É neste cenário, em que os hospitais recuperam atividade, dispõem de mais recursos e trabalham mais, que o fantasma do caos aparece. Convém não esconder que o modelo de gestão dos nossos hospitais e, sobretudo o seu modelo de funcionamento estão esgotados, porque não cultivam a produtividade, temos recursos a meio tempo e instalações vazias uma parte substancial dos dias úteis (equipamentos de diagnóstico, salas de operações, gabinetes de consulta,etc.).Por isso, os hospitais públicos perdem na comparação com os hospitais privados, muito mais ágeis na resposta, com resiliência bastante para se adaptarem ao aumento da procura e, simultaneamente, estando mais atentos ao serviço em prol do conforto do cliente.
Mas daí até à figura do caos, vai a distância que corresponde aos milhares de doentes que passam todos os dias pelos nossos hospitais e são devida e corretamente tratados. Os problemas dos nossos hospitais residem essencialmente no excesso da procura indevida (nas urgências) e no modelo de trabalho que subutiliza recursos uma grande parte do dia e concentra um valor brutal de horas nas urgências. Não precisamos de mais recursos, temos é que gerir melhor os que temos e tratar bem quem se dedica às instituições.
Falar mal e de forma generalizada dos nossos hospitais pode ser útil para diferentes objetivos particulares e/ou de natureza política. Mas não serve seguramente o interesse público.
ÍNDICE SINTÉTICO DE RISCO DA SARS CoV – 2 (semana de 25 a 31 de outubro 2021)(*)
Depois de um interregno de uma semana, o Índice de risco retoma a tendência de subida que se registava nas últimas semanas. O número de doentes internados subiu cerca de 9% no internamento geral e 7% nos cuidados intensivos.
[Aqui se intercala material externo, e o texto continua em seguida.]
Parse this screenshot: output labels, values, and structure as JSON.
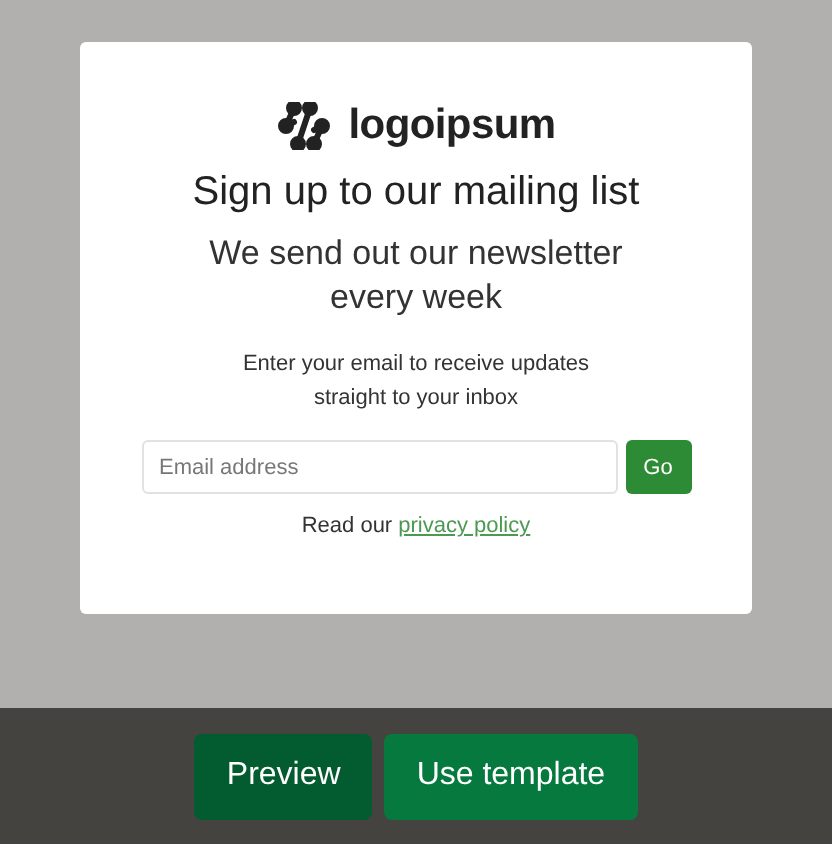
{
  "card": {
    "logo_text": "logoipsum",
    "title": "Sign up to our mailing list",
    "subtitle": "We send out our newsletter every week",
    "description": "Enter your email to receive updates straight to your inbox",
    "email": {
      "placeholder": "Email address"
    },
    "submit": "Go",
    "privacy": {
      "prefix": "Read our",
      "link": "privacy policy"
    }
  },
  "footer": {
    "buttons": [
      {
        "label": "Preview",
        "kind": "secondary"
      },
      {
        "label": "Use template",
        "kind": "primary"
      }
    ]
  }
}
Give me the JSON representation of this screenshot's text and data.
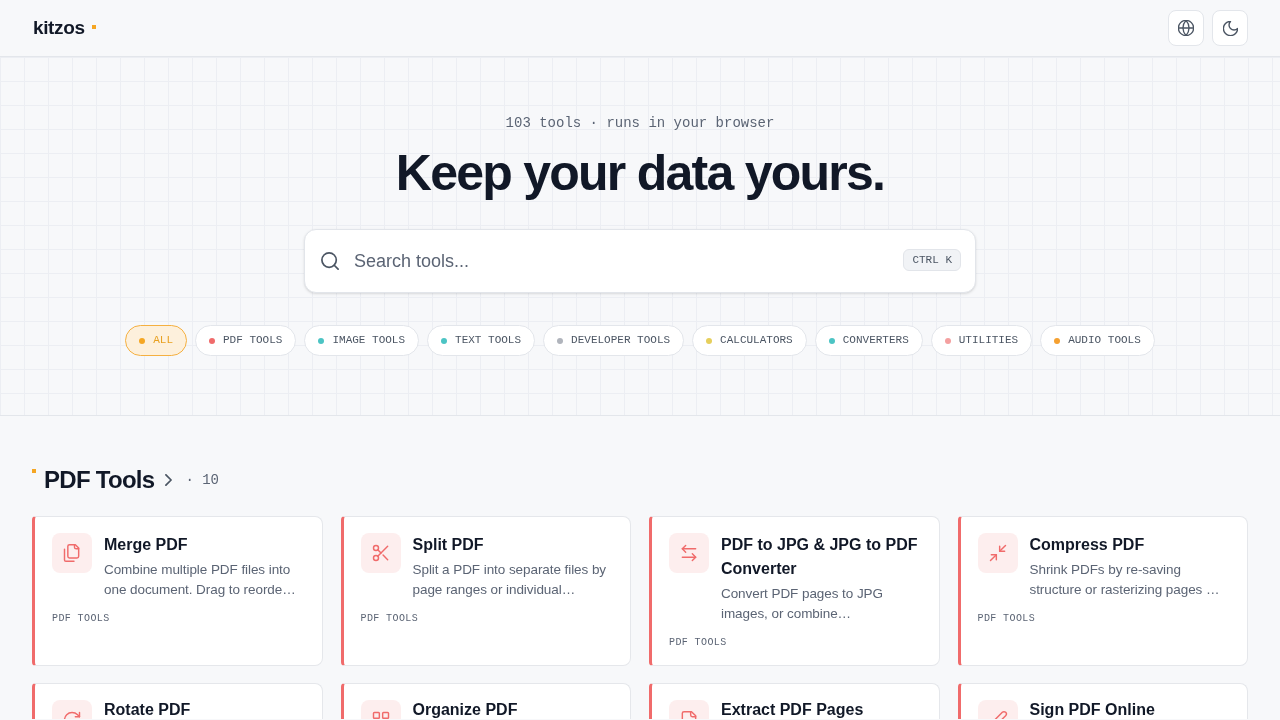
{
  "header": {
    "logo": "kitzos"
  },
  "hero": {
    "tagline": "103 tools · runs in your browser",
    "title": "Keep your data yours.",
    "search": {
      "placeholder": "Search tools...",
      "shortcut": "CTRL K"
    }
  },
  "filters": [
    {
      "label": "ALL",
      "selected": true,
      "color": "#f5a623"
    },
    {
      "label": "PDF TOOLS",
      "selected": false,
      "color": "#f06b6b"
    },
    {
      "label": "IMAGE TOOLS",
      "selected": false,
      "color": "#4cc4c4"
    },
    {
      "label": "TEXT TOOLS",
      "selected": false,
      "color": "#4cc4c4"
    },
    {
      "label": "DEVELOPER TOOLS",
      "selected": false,
      "color": "#b0b4bc"
    },
    {
      "label": "CALCULATORS",
      "selected": false,
      "color": "#e6cf5c"
    },
    {
      "label": "CONVERTERS",
      "selected": false,
      "color": "#4cc4c4"
    },
    {
      "label": "UTILITIES",
      "selected": false,
      "color": "#f4a0a0"
    },
    {
      "label": "AUDIO TOOLS",
      "selected": false,
      "color": "#f5a030"
    }
  ],
  "section": {
    "title": "PDF Tools",
    "count": "· 10",
    "tools": [
      {
        "title": "Merge PDF",
        "description": "Combine multiple PDF files into one document. Drag to reorde…",
        "tag": "PDF TOOLS"
      },
      {
        "title": "Split PDF",
        "description": "Split a PDF into separate files by page ranges or individual…",
        "tag": "PDF TOOLS"
      },
      {
        "title": "PDF to JPG & JPG to PDF Converter",
        "description": "Convert PDF pages to JPG images, or combine…",
        "tag": "PDF TOOLS"
      },
      {
        "title": "Compress PDF",
        "description": "Shrink PDFs by re-saving structure or rasterizing pages …",
        "tag": "PDF TOOLS"
      },
      {
        "title": "Rotate PDF"
      },
      {
        "title": "Organize PDF"
      },
      {
        "title": "Extract PDF Pages"
      },
      {
        "title": "Sign PDF Online"
      }
    ]
  }
}
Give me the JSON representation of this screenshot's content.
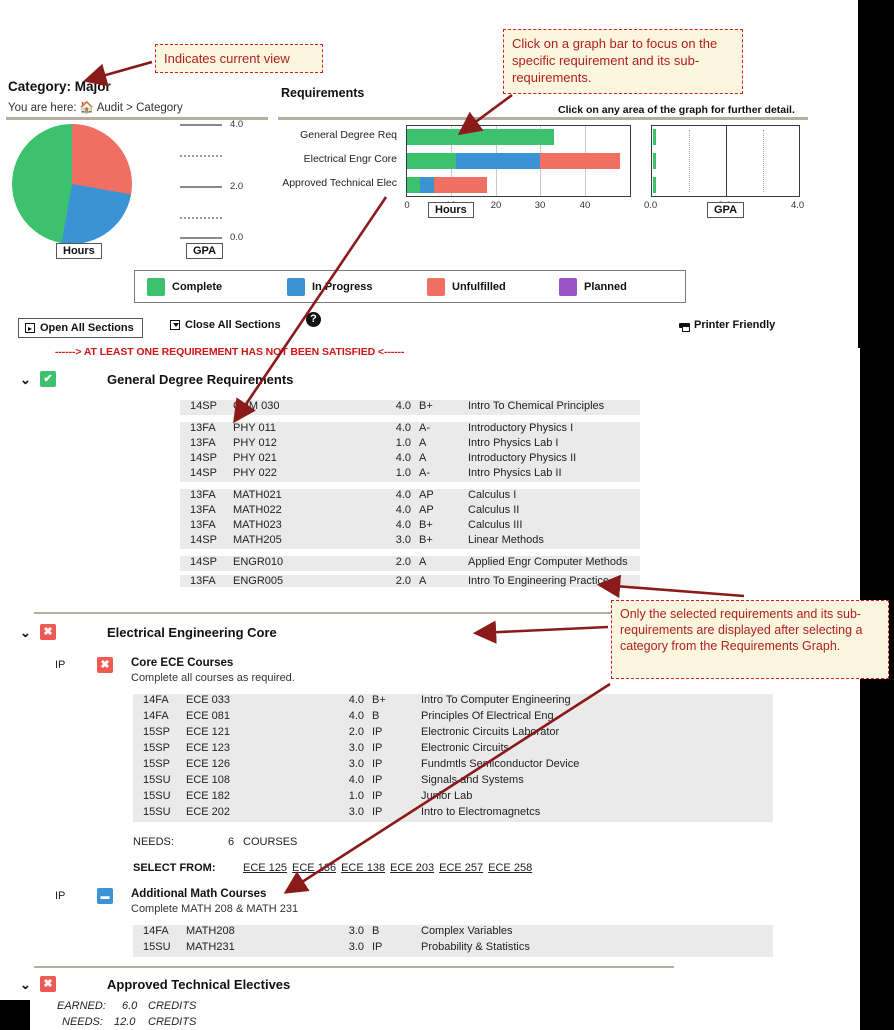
{
  "header": {
    "category_title": "Category: Major",
    "breadcrumb_prefix": "You are here:",
    "breadcrumb_home": "Audit",
    "breadcrumb_sep": ">",
    "breadcrumb_current": "Category",
    "requirements_title": "Requirements",
    "click_hint": "Click on any area of the graph for further detail."
  },
  "left_charts": {
    "hours_label": "Hours",
    "gpa_label": "GPA",
    "gpa_ticks": [
      "4.0",
      "2.0",
      "0.0"
    ]
  },
  "chart_data": [
    {
      "type": "pie",
      "title": "Hours",
      "labels": [
        "Complete",
        "In Progress",
        "Unfulfilled"
      ],
      "values": [
        47.2,
        25.0,
        27.8
      ],
      "colors": [
        "#3cc16e",
        "#3b93d6",
        "#ef6f63"
      ],
      "legend": "shared"
    },
    {
      "type": "bar",
      "orientation": "horizontal",
      "stacked": true,
      "title": "Requirements",
      "xlabel": "Hours",
      "ylabel": "",
      "xlim": [
        0,
        50
      ],
      "xticks": [
        0,
        10,
        20,
        30,
        40
      ],
      "grid": true,
      "categories": [
        "General Degree Req",
        "Electrical Engr Core",
        "Approved Technical Elec"
      ],
      "series": [
        {
          "name": "Complete",
          "color": "#3cc16e",
          "values": [
            33,
            11,
            3
          ]
        },
        {
          "name": "In Progress",
          "color": "#3b93d6",
          "values": [
            0,
            19,
            3
          ]
        },
        {
          "name": "Unfulfilled",
          "color": "#ef6f63",
          "values": [
            0,
            18,
            12
          ]
        },
        {
          "name": "Planned",
          "color": "#9b54c4",
          "values": [
            0,
            0,
            0
          ]
        }
      ]
    },
    {
      "type": "bar",
      "orientation": "horizontal",
      "title": "GPA",
      "xlabel": "GPA",
      "xlim": [
        0,
        4
      ],
      "xticks": [
        "0.0",
        "2.0",
        "4.0"
      ],
      "categories": [
        "General Degree Req",
        "Electrical Engr Core",
        "Approved Technical Elec"
      ],
      "series": [
        {
          "name": "GPA",
          "color": "#3cc16e",
          "values": [
            0.06,
            0.04,
            0.05
          ]
        }
      ]
    }
  ],
  "legend": {
    "items": [
      {
        "label": "Complete",
        "color": "#3cc16e"
      },
      {
        "label": "In Progress",
        "color": "#3b93d6"
      },
      {
        "label": "Unfulfilled",
        "color": "#ef6f63"
      },
      {
        "label": "Planned",
        "color": "#9b54c4"
      }
    ]
  },
  "toolbar": {
    "open_all": "Open All Sections",
    "close_all": "Close All Sections",
    "help": "?",
    "printer_friendly": "Printer Friendly",
    "warning": "------> AT LEAST ONE REQUIREMENT HAS NOT BEEN SATISFIED <------"
  },
  "sections": [
    {
      "name": "General Degree Requirements",
      "status_icon": "check",
      "status_glyph": "✔",
      "chevron": "⌄",
      "courses": [
        {
          "term": "14SP",
          "code": "CHM 030",
          "credits": "4.0",
          "grade": "B+",
          "title": "Intro To Chemical Principles"
        },
        {
          "term": "13FA",
          "code": "PHY 011",
          "credits": "4.0",
          "grade": "A-",
          "title": "Introductory Physics I"
        },
        {
          "term": "13FA",
          "code": "PHY 012",
          "credits": "1.0",
          "grade": "A",
          "title": "Intro Physics Lab I"
        },
        {
          "term": "14SP",
          "code": "PHY 021",
          "credits": "4.0",
          "grade": "A",
          "title": "Introductory Physics II"
        },
        {
          "term": "14SP",
          "code": "PHY 022",
          "credits": "1.0",
          "grade": "A-",
          "title": "Intro Physics Lab II"
        },
        {
          "term": "13FA",
          "code": "MATH021",
          "credits": "4.0",
          "grade": "AP",
          "title": "Calculus I"
        },
        {
          "term": "13FA",
          "code": "MATH022",
          "credits": "4.0",
          "grade": "AP",
          "title": "Calculus II"
        },
        {
          "term": "13FA",
          "code": "MATH023",
          "credits": "4.0",
          "grade": "B+",
          "title": "Calculus III"
        },
        {
          "term": "14SP",
          "code": "MATH205",
          "credits": "3.0",
          "grade": "B+",
          "title": "Linear Methods"
        },
        {
          "term": "14SP",
          "code": "ENGR010",
          "credits": "2.0",
          "grade": "A",
          "title": "Applied Engr Computer Methods"
        },
        {
          "term": "13FA",
          "code": "ENGR005",
          "credits": "2.0",
          "grade": "A",
          "title": "Intro To Engineering Practice"
        }
      ]
    },
    {
      "name": "Electrical Engineering Core",
      "status_icon": "cross",
      "status_glyph": "✖",
      "chevron": "⌄",
      "subrequirements": [
        {
          "flag": "IP",
          "status_icon": "cross",
          "status_glyph": "✖",
          "title": "Core ECE Courses",
          "description": "Complete all courses as required.",
          "courses": [
            {
              "term": "14FA",
              "code": "ECE 033",
              "credits": "4.0",
              "grade": "B+",
              "title": "Intro To Computer Engineering"
            },
            {
              "term": "14FA",
              "code": "ECE 081",
              "credits": "4.0",
              "grade": "B",
              "title": "Principles Of Electrical Eng"
            },
            {
              "term": "15SP",
              "code": "ECE 121",
              "credits": "2.0",
              "grade": "IP",
              "title": "Electronic Circuits Laborator"
            },
            {
              "term": "15SP",
              "code": "ECE 123",
              "credits": "3.0",
              "grade": "IP",
              "title": "Electronic Circuits"
            },
            {
              "term": "15SP",
              "code": "ECE 126",
              "credits": "3.0",
              "grade": "IP",
              "title": "Fundmtls Semiconductor Device"
            },
            {
              "term": "15SU",
              "code": "ECE 108",
              "credits": "4.0",
              "grade": "IP",
              "title": "Signals and Systems"
            },
            {
              "term": "15SU",
              "code": "ECE 182",
              "credits": "1.0",
              "grade": "IP",
              "title": "Junior Lab"
            },
            {
              "term": "15SU",
              "code": "ECE 202",
              "credits": "3.0",
              "grade": "IP",
              "title": "Intro to Electromagnetcs"
            }
          ],
          "needs_label": "NEEDS:",
          "needs_count": "6",
          "needs_unit": "COURSES",
          "select_label": "SELECT FROM:",
          "select_options": [
            "ECE 125",
            "ECE 136",
            "ECE 138",
            "ECE 203",
            "ECE 257",
            "ECE 258"
          ]
        },
        {
          "flag": "IP",
          "status_icon": "dash",
          "status_glyph": "▬",
          "title": "Additional Math Courses",
          "description": "Complete MATH 208 & MATH 231",
          "courses": [
            {
              "term": "14FA",
              "code": "MATH208",
              "credits": "3.0",
              "grade": "B",
              "title": "Complex Variables"
            },
            {
              "term": "15SU",
              "code": "MATH231",
              "credits": "3.0",
              "grade": "IP",
              "title": "Probability & Statistics"
            }
          ]
        }
      ]
    },
    {
      "name": "Approved Technical Electives",
      "status_icon": "cross",
      "status_glyph": "✖",
      "chevron": "⌄",
      "earned_label": "EARNED:",
      "earned_value": "6.0",
      "earned_unit": "CREDITS",
      "needs_label": "NEEDS:",
      "needs_value": "12.0",
      "needs_unit": "CREDITS"
    }
  ],
  "callouts": [
    {
      "id": "co1",
      "text": "Indicates current view"
    },
    {
      "id": "co2",
      "text": "Click on a graph bar to focus on the specific requirement and its sub-requirements."
    },
    {
      "id": "co3",
      "text": "Only the selected requirements and its sub-requirements are displayed after selecting a category from the Requirements Graph."
    }
  ],
  "colors": {
    "complete": "#3cc16e",
    "in_progress": "#3b93d6",
    "unfulfilled": "#ef6f63",
    "planned": "#9b54c4",
    "warning": "#d01515",
    "callout_bg": "#fdf6df",
    "callout_border": "#cc2222",
    "rule": "#b7ada0"
  }
}
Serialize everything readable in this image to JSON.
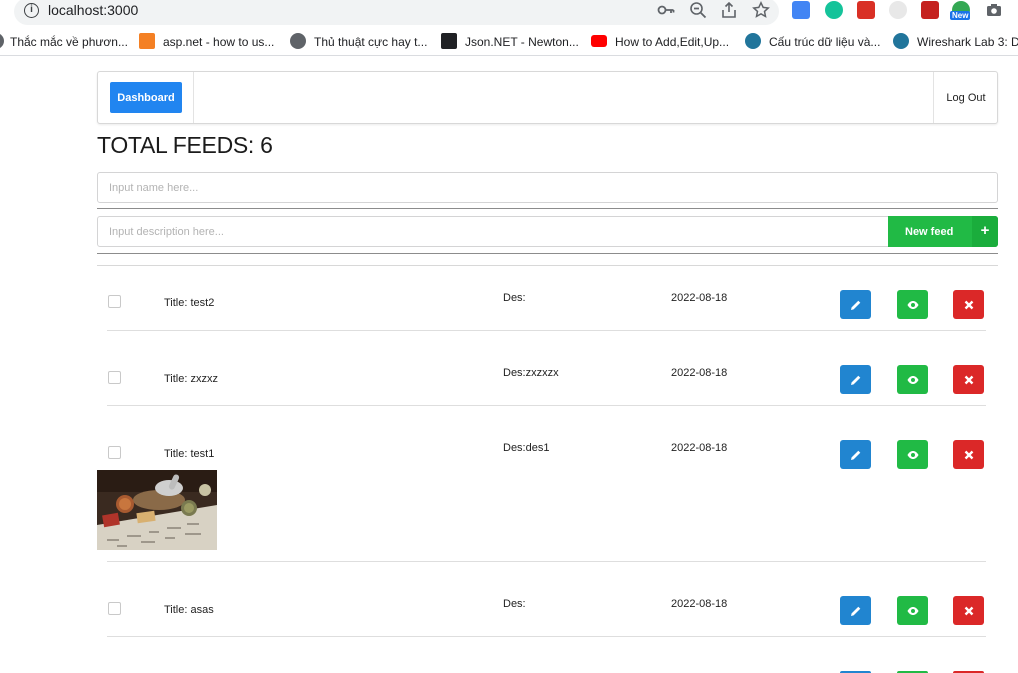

O número de novos casos subiu cerca de 4% e a positividade dos testes passou de 1,3% para 2%. Em contrapartida, continua a registar-se uma diminuição no número de óbitos, esta semana superior a 25% (3,8 óbitos em média diária que comparam com 5,14 na passada semana).
. ÍNDICE: 0,310861 (baixo risco)
. TENDÊNCIA: subida
. COR DO SEMÁFORO: verde
. DIMENSÃO PIOR: positividade dos testes
. DIMENSÃO MELHOR: número de doentes internados
(*) estimativa realizada no sábado, 30 de outubro
Os textos nesta secção refletem a opinião pessoal dos autores. Não representam a VISÃO nem espelham o seu posicionamento editorial.